A) Parental HEK293T and HEK293T with CRISPR introduced FLAG epitope into the endogenous TPRKB locus (HEK293T-TPRKB-Flag) were used for co-immunoprecipitation. After Flag pulldown, samples were tested for endogenous TPRKB-Flag interaction with PRPK or TP53 B) Increasing amounts of exogenous TP53-V5 in HEK293T cells were used to observe effects of TP53 expression on TPRKB-HA protein levels by Western Blot. C) The impact of TP53 protein level on TPRKB expression was assessed through exogenous expression of TP53 in H358 cells and, conversely, knockdown of endogenous TP53 in HEK293T. D) Co-expression of PRPK-Flag and knockout of PRPK in HEK293T cells was used to determine PRPK effects on TPRKB protein levels. E) Using TPRKB knockout cells, we looked at PRPK expression by Western blot.

Figure 7-. Model of TPRKB dependency in TP53-deficient cells.

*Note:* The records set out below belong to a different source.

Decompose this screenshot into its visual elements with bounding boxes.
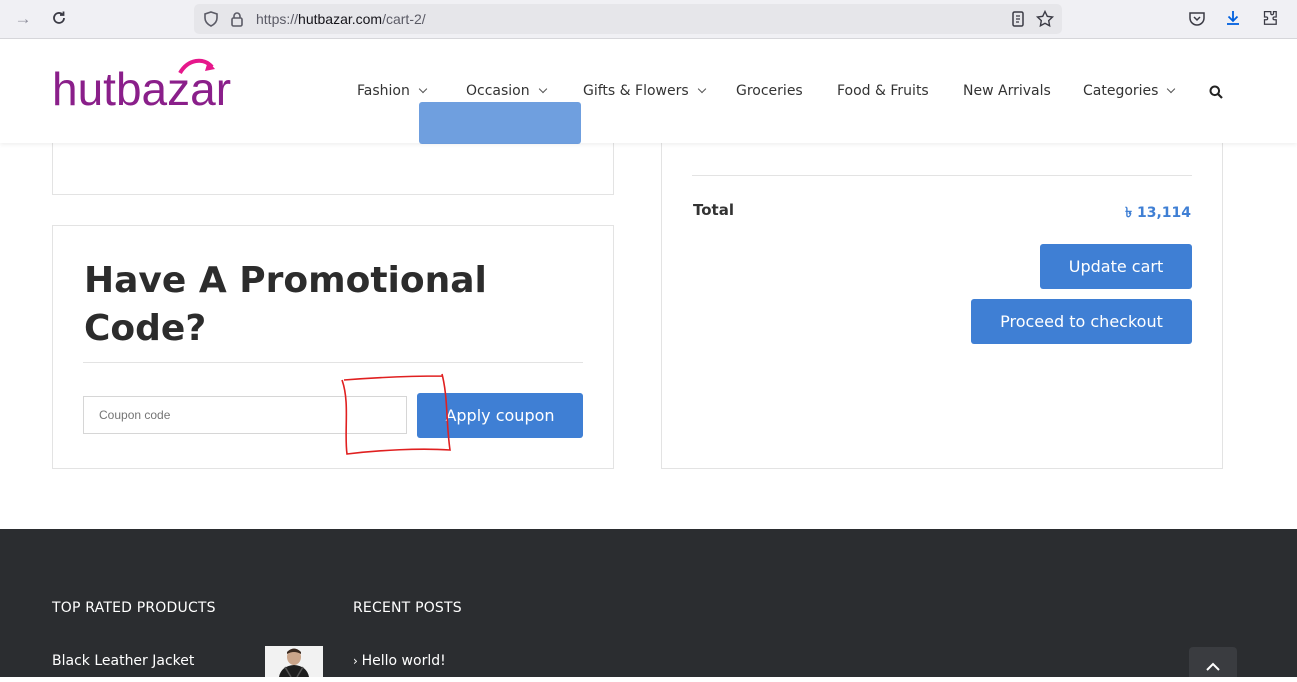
annotation-scribble xyxy=(341,373,451,455)
total-label: Total xyxy=(693,201,734,219)
nav-groceries-label: Groceries xyxy=(736,83,803,99)
promo-title: Have A Promotional Code? xyxy=(84,260,487,349)
nav-new-arrivals[interactable]: New Arrivals xyxy=(963,83,1051,99)
lock-icon[interactable] xyxy=(227,9,247,29)
jacket-thumbnail-image xyxy=(265,646,323,677)
ghost-proceed-button xyxy=(419,102,581,144)
extensions-icon[interactable] xyxy=(1260,8,1280,28)
nav-fashion[interactable]: Fashion xyxy=(357,83,428,99)
chevron-down-icon xyxy=(538,84,547,94)
forward-icon[interactable]: → xyxy=(12,8,34,30)
total-value: ৳ 13,114 xyxy=(1125,205,1191,221)
search-icon[interactable] xyxy=(1209,85,1223,99)
chevron-down-icon xyxy=(697,84,706,94)
recent-post-title: Hello world! xyxy=(361,653,446,669)
pocket-icon[interactable] xyxy=(1187,8,1207,28)
nav-food-fruits[interactable]: Food & Fruits xyxy=(837,83,929,99)
product-thumbnail[interactable] xyxy=(265,646,323,677)
chevron-down-icon xyxy=(418,84,428,94)
nav-new-arrivals-label: New Arrivals xyxy=(963,83,1051,99)
chevron-up-icon xyxy=(1206,662,1220,671)
downloads-icon[interactable] xyxy=(1223,8,1243,28)
nav-food-label: Food & Fruits xyxy=(837,83,929,99)
url-path: /cart-2/ xyxy=(382,11,426,27)
logo-text: hutbazar xyxy=(52,63,231,113)
nav-categories-label: Categories xyxy=(1083,83,1159,99)
browser-toolbar: → https://hutbazar.com/cart-2/ xyxy=(0,0,1297,39)
nav-fashion-label: Fashion xyxy=(357,83,410,99)
top-rated-heading: TOP RATED PRODUCTS xyxy=(52,600,216,616)
reload-icon[interactable] xyxy=(49,8,69,28)
nav-occasion-label: Occasion xyxy=(466,83,530,99)
url-text[interactable]: https://hutbazar.com/cart-2/ xyxy=(256,11,426,27)
recent-post-link[interactable]: › Hello world! xyxy=(353,653,446,669)
top-rated-product-link[interactable]: Black Leather Jacket xyxy=(52,653,194,669)
shield-icon[interactable] xyxy=(201,9,221,29)
chevron-down-icon xyxy=(1167,84,1176,94)
site-footer: TOP RATED PRODUCTS Black Leather Jacket … xyxy=(0,529,1297,677)
url-bar[interactable]: https://hutbazar.com/cart-2/ xyxy=(194,4,1062,34)
recent-posts-heading: RECENT POSTS xyxy=(353,600,462,616)
site-header: hutbazar Fashion Occasion Gifts & Flower… xyxy=(0,39,1297,143)
totals-divider xyxy=(692,175,1192,176)
nav-occasion[interactable]: Occasion xyxy=(466,83,547,99)
chevron-right-icon: › xyxy=(353,654,362,668)
promo-divider xyxy=(83,362,583,363)
url-scheme: https:// xyxy=(256,11,299,27)
nav-groceries[interactable]: Groceries xyxy=(736,83,803,99)
hutbazar-logo[interactable]: hutbazar xyxy=(52,53,282,113)
nav-gifts-label: Gifts & Flowers xyxy=(583,83,689,99)
proceed-to-checkout-button[interactable]: Proceed to checkout xyxy=(971,299,1192,344)
reader-view-icon[interactable] xyxy=(1008,9,1028,29)
nav-gifts-flowers[interactable]: Gifts & Flowers xyxy=(583,83,706,99)
scroll-to-top-button[interactable] xyxy=(1189,647,1237,677)
update-cart-button[interactable]: Update cart xyxy=(1040,244,1192,289)
bookmark-star-icon[interactable] xyxy=(1035,9,1055,29)
nav-categories[interactable]: Categories xyxy=(1083,83,1176,99)
url-host: hutbazar.com xyxy=(298,11,383,27)
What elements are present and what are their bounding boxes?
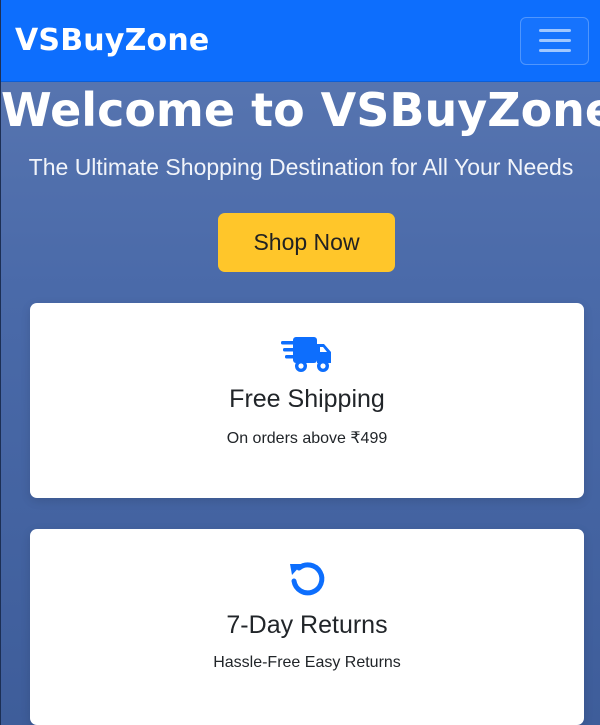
navbar: VSBuyZone <box>1 0 600 82</box>
rotate-left-icon <box>290 562 325 596</box>
feature-title: 7-Day Returns <box>226 611 388 639</box>
feature-text: Hassle-Free Easy Returns <box>213 654 401 671</box>
brand-logo-link[interactable]: VSBuyZone <box>15 23 209 58</box>
shop-now-button[interactable]: Shop Now <box>218 213 395 272</box>
feature-title: Free Shipping <box>229 385 385 413</box>
hero-title: Welcome to VSBuyZone <box>1 83 600 137</box>
hero-subtitle: The Ultimate Shopping Destination for Al… <box>28 154 574 180</box>
hamburger-icon-bar <box>538 29 571 32</box>
feature-text: On orders above ₹499 <box>226 430 388 447</box>
page: VSBuyZone Welcome to VSBuyZone The Ultim… <box>0 0 600 725</box>
hamburger-icon-bar <box>538 49 571 52</box>
menu-toggle-button[interactable] <box>520 16 589 65</box>
feature-card-returns: 7-Day Returns Hassle-Free Easy Returns <box>30 529 584 725</box>
truck-fast-icon <box>281 337 331 372</box>
hamburger-icon-bar <box>538 39 571 42</box>
feature-card-free-shipping: Free Shipping On orders above ₹499 <box>30 303 584 498</box>
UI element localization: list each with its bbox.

A) Interactions between PRPK and TPRKB lead to TPRKB stabilization, while the presence of TP53 leads to reduced TPRKB levels. Additionally, TP53 is able to mediate TPRKB degradation through the proteasome, despite the fact that TPRKB and TP53 do not directly interact. Influences of these proteins may be key in phenotypes we witness. B) In cells that maintain wild-type TP53, loss of TPRKB does not have a profound effect on cell viability. In cells in which TP53 is perturbed, either through loss of wild-type protein, mutation of TP53, or disturbance of TP53 in some other manner (i.e. MDM2 amplification), TPRKB depletion leads to a reduction in cell proliferation.